Ermetismo, ritardi, permessi che non arrivavano. Alla fine ci si è di messo di mezzo anche il maltempo, che ha costretto una parte della delegazione delle Farc, compreso il numero due Iván Márquez, a guadare fiumi in piena nella foresta colombiana per giungere all’appuntamento in Norvegia.
Le trattative di Oslo, tra Farc e governo colombiano, sembravano essere diventate una corsa ad ostacoli, ma alla fine sarà quella del 18 ottobre la data che ufficializza l’inizio dei negoziati di pace. Al tavolo, oltre ai garanti di differenti nazionalità (norvegesi, cubani, cileni e venezuelani) siederanno dieci rappresentanti del governo di Josè Manuel Santos e dieci delle Farc. Quello norvegese sarà però solo il preambolo di un processo diplomatico destinato a durare mesi e che sposterà presto la sua sede all’Avana, dove saranno discussi in concreto i dettagli del piano che dovrebbe infine portare la pace in Colombia.
L’ottimismo è d’obbligo. Gli ultimi sondaggi indicano che quasi l’80% dei colombiani è a favore del processo. Mai come ora le due parti sono vicine alla soluzione di un conflitto estenuante, che dura ormai da più di quaranta anni e che rappresenta oggi un anacronismo in un’America latina che è cambiata fondamentalmente e che ha consolidato le sue istituzioni democratiche. Intanto, anche se una tregua vera e propria non è stata siglata, si moltiplicano i segnali di distensione. L’accordo, a parole, è quello di creare un clima conciliatore che è percepito in Colombia come la premessa per una risoluzione positiva dell’intero processo.
Senza rancore o arroganza. Con questi termini Rodrigo Londoño Echeverry, alias Timochenko, comandante in capo delle Farc, aveva accettato la proposizione fatta dal governo colombiano di accudire ad Oslo. Un invito che non poteva passare disatteso, visto che tende la mano ad un’organizzazione in evidente impasse militare e la dota di un riconoscimento politico che la legittima a tutti gli effetti. L’occasione è unica e offre alle Farc l’opportunità di spogliarsi della scomoda identità di gruppo terrorista, colluso al narcotraffico, per proporsi con tutta l’ufficialità del caso nella scena politica colombiana. Lo sa bene Timochenko, 53 anni, pratico e opportunista, che ha preso il posto del dogmatico Alfonso Cano, ucciso in combattimento due anni fa, e che vede il futuro della Fuerzas Armadas Revolucionarias tra gli scranni del Congresso di Plaza de Bolívar, a Bogotá.

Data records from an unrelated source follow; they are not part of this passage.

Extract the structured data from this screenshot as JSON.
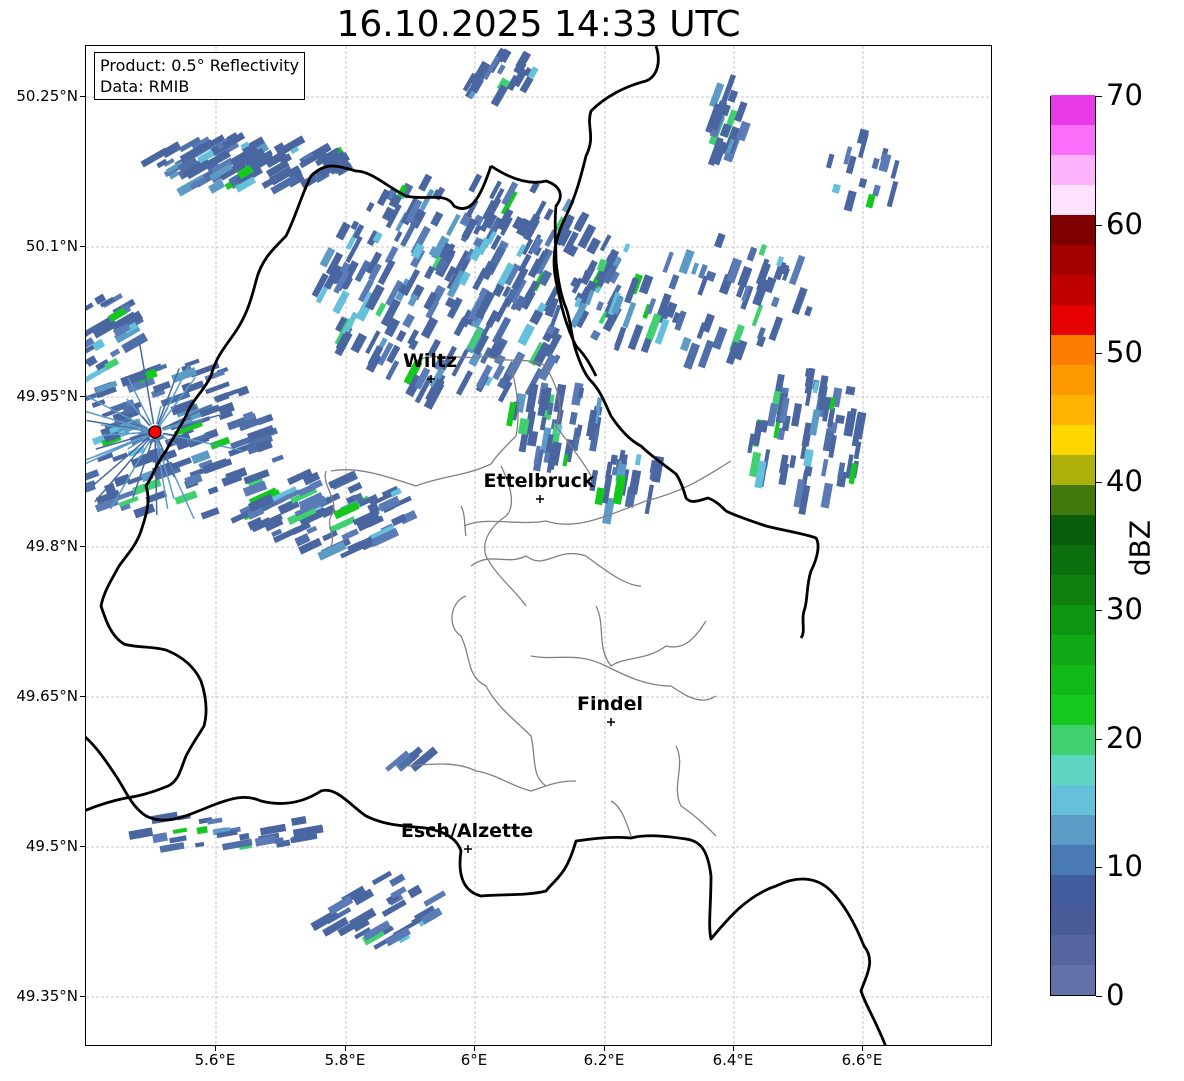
{
  "title": "16.10.2025 14:33 UTC",
  "infobox": {
    "product": "Product: 0.5° Reflectivity",
    "data": "Data: RMIB"
  },
  "axes": {
    "lat_labels": [
      "50.25°N",
      "50.1°N",
      "49.95°N",
      "49.8°N",
      "49.65°N",
      "49.5°N",
      "49.35°N"
    ],
    "lon_labels": [
      "5.6°E",
      "5.8°E",
      "6°E",
      "6.2°E",
      "6.4°E",
      "6.6°E"
    ],
    "gridlines": true
  },
  "cities": [
    {
      "name": "Wiltz"
    },
    {
      "name": "Ettelbruck"
    },
    {
      "name": "Findel"
    },
    {
      "name": "Esch/Alzette"
    }
  ],
  "colorbar": {
    "label": "dBZ",
    "ticks": [
      "0",
      "10",
      "20",
      "30",
      "40",
      "50",
      "60",
      "70"
    ],
    "min": 0,
    "max": 70,
    "step": 2.5,
    "colors": [
      "#6271a8",
      "#5565a0",
      "#4a5b9a",
      "#415c9e",
      "#4a7ab3",
      "#5b9bc6",
      "#65c0dc",
      "#5fd6c0",
      "#40d070",
      "#14c81e",
      "#11b81a",
      "#10a815",
      "#0f9512",
      "#0d8010",
      "#0b6f0d",
      "#095c09",
      "#427a10",
      "#aeb10a",
      "#fed600",
      "#fdb300",
      "#fd9a00",
      "#fd7d00",
      "#e60000",
      "#c00000",
      "#a30000",
      "#7e0000",
      "#ffe0fd",
      "#fcb3fc",
      "#fb6ef9",
      "#e83ae9"
    ]
  },
  "radar_marker": {
    "color": "#ff0000"
  }
}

Capitale dove, intanto, sono scese in piazza le organizzazioni umanitarie, che chiedono che non vengano dimenticati i desaparecidos di questa guerra e che sia le Farc che il governo, ora che sono seduti insieme attorno ad un tavolo, si impegnino a rendere pubbliche le informazioni degli avvenimenti che hanno portato alla scomparsa di queste persone.
La pace, insomma, è questione seria e, come riconoscono negli ambienti di governo, deve essere trattata con discrezione per non ripetere gli errori commessi nel passato. Il presidente Juan Manuel Santos ha ricalcato, in questo contesto, che il processo si costruisce giorno dopo giorno con i fatti, un riferimento nemmeno troppo velato alla sua legge per la restituzione delle terre Ley de Víctimas y Restitución de Tierras, che ha aperto il primo varco per un avvicinamento alle Farc. Da falco a colomba, per Santos la pace è questione di prestigio.
Che il presidente guardi alla rielezione non è un segreto, ma rimane un dato di fatto, che il suo pragmatismo è appoggiato dai colombiani che assecondano, in grande maggioranza, il processo di pace, indifferenti alle concessioni di cui beneficeranno i membri delle Farc, a cominciare dal blocco all’estradizione negli Stati Uniti dei suoi principali rappresentanti. Stando così le cose, con un Santos rafforzato (malattia volendo) governo e guerriglia avranno a disposizione molto tempo per rafforzare le basi di un accordo di cui ha bisogno non solo la Colombia, ma tutta l’America latina.